Facing headwinds from slowing demand in China, the German economy must now grapple with potential Brexit fallout.
- German economy shrank by 0.2 percent in third quarter of 2018
- China, a major export destination, also slowed down last year
- UK is an important part of German manufacturing supply chains
Germany is Europe’s economic powerhouse but it’s running low on steam as one of its biggest export markets – China – slows down. Now, another event closer to its shores could add to those headwinds: the UK’s possible exit from the European Union without a trade deal.
The UK is already bearing the cost of Brexit uncertainty as companies delay, divert or halt investment ahead of its scheduled European Union divorce date of March 29. But if Britain crashes out of the bloc without a deal, a so-called “hard Brexit”, the resulting trade barriers could also spell trouble for Germany’s export-driven economy.
The German Economic Institute (IW), a liberal think-tank, estimates that Germany’s exporters would face extra tariffs of nearly $3.8bn if the UK left the EU without a trade deal.
“In the worst case this could reduce German-UK exports by over 50 percent,” IW Director Michael Huther told Al Jazeera. “As these exports are 2.6 percent of German GDP, the impact on the German economy could be severe.”
German companies, large and small, worry about the possibility of disruptions to supply chains, the movements of raw materials and parts involved in the manufacture of complex products.
Many companies send components back and forth across the UK’s borders several times before they are assembled into their final products.
Currently, this not a problem because there are no tariffs imposed on goods moving between EU countries. But if the UK leaves without a trade deal, cross-border tariffs may have to be levied, requiring customs inspections at borders, slowing manufacturing down and increasing the costs of production.
“Even in the case of a relatively smooth withdrawal from the European Union, we still expect to face permanently higher costs,” Nicholas Peter, chief financial officer of German auto giant BMW, said in a statement last month.
Dicey economic times
The possibility of a hard Brexit is happening at an especially dicey moment for the German economy, which shrank by 0.2 percent in the third quarter last year; the first contraction since 2015.
The outlook for the fourth quarter and beyond also appears weak.
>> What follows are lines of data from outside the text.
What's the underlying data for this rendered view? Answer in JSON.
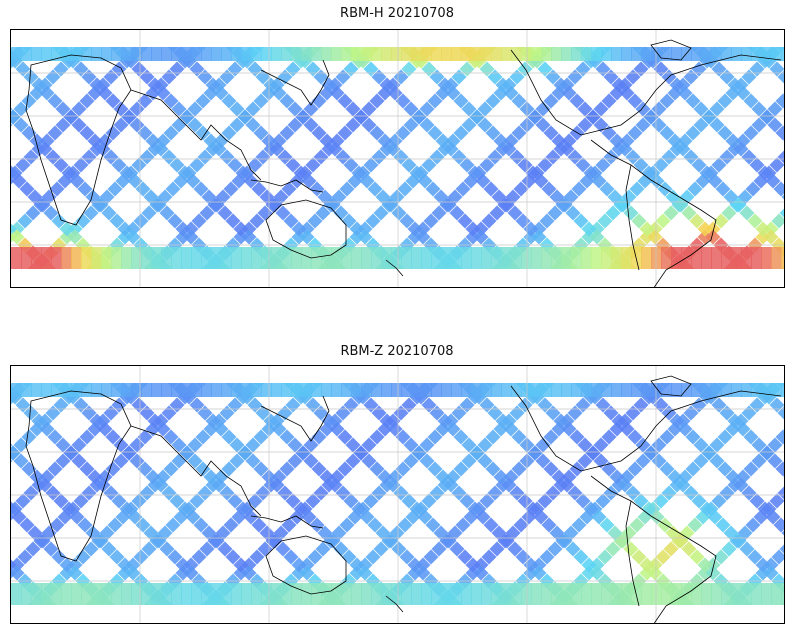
{
  "panels": [
    {
      "title": "RBM-H 20210708",
      "hot_regions": [
        {
          "name": "south-atlantic-south-america",
          "level": 0.95
        },
        {
          "name": "southern-ocean-west",
          "level": 0.75
        },
        {
          "name": "north-pacific-arctic",
          "level": 0.6
        }
      ]
    },
    {
      "title": "RBM-Z 20210708",
      "hot_regions": [
        {
          "name": "south-america-east",
          "level": 0.55
        },
        {
          "name": "southern-ocean",
          "level": 0.35
        }
      ]
    }
  ],
  "colormap": {
    "low": "#5a5ef5",
    "mid_low": "#5ad4f5",
    "mid": "#bff586",
    "mid_high": "#f5d452",
    "high": "#e86060"
  },
  "map": {
    "projection": "equirectangular",
    "coastline_color": "#000000",
    "gridline_color": "#c8c8c8"
  }
}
Unusually low water levels last summer in the Rhine river, a major artery for shipping raw materials and industrial components, hindered production for some German manufacturers.
Meanwhile, Germany’s third-biggest export market, China, reported its slowest annual economic growth in almost three decades. The deceleration has already curbed Chinese appetite for German cars and industrial goods.
How much pain a hard Brexit could throw into the mix for German exporters varies widely depending on a firm’s geography and size.
The country’s hugely important small- and medium-sized industries, the so-called “Mittelstand”, could be particularly vulnerable.
Mittelstand make up more than 99 percent of German companies, employ over 61 percent of the country’s workforce and account for nearly 34 percent of the total turnover of German enterprises, according to the latest available official data.
“Large companies have their worst-case Brexit plans already in place and started relocating when a hard Brexit became possible,” said IW’s Huther. “In contrast, smaller Mittelstand companies are aware of the risks, but lack the manpower to address all scenarios. These companies will suffer the worst.”
Another concern is the potential knock-on effect a sharp slowdown in Germany could have on the rest of the EU.
“The German economy is really a lot larger than Germany,” said Erik Jones, director of European and Eurasian studies at the Johns Hopkins School of Advanced International Studies in Bologna, Italy.
“When we talk about the impact of Brexit on Germany, what we’re really talking about is the impact of Brexit on this very large and complex manufacturing construct that has evolved over the last two decades,” Jones told Al Jazeera.
Resilience and winners
Some believe the German economy is sufficiently resilient to withstand a hard Brexit even if manufacturing supply chains are disrupted.
“For those companies that are affected, this is a disaster,” said Stefan Kooths, head of the Forecasting Center at the Kiel Institute for the World Economy. “But not all companies are exposed to these risks,” he told Al Jazeera.
Brexit could even prove a boon for some sectors of the German economy. Case in point – the country’s financial services industry.
The lobby group Frankfurt Main Finance estimates banks are looking to move up to $900bn in assets from London to Frankfurt in the first quarter of this year. The group also predicts that as many as 10,000 financial jobs could relocate from London to Frankfurt by 2024.
That’s because a hard Brexit could result in financial institutions such as banks and insurance companies losing their rights to sell services across the region, a system known as “passporting”. Relocating to another financial centre within the EU would ensure they can continue to do business across national borders smoothly.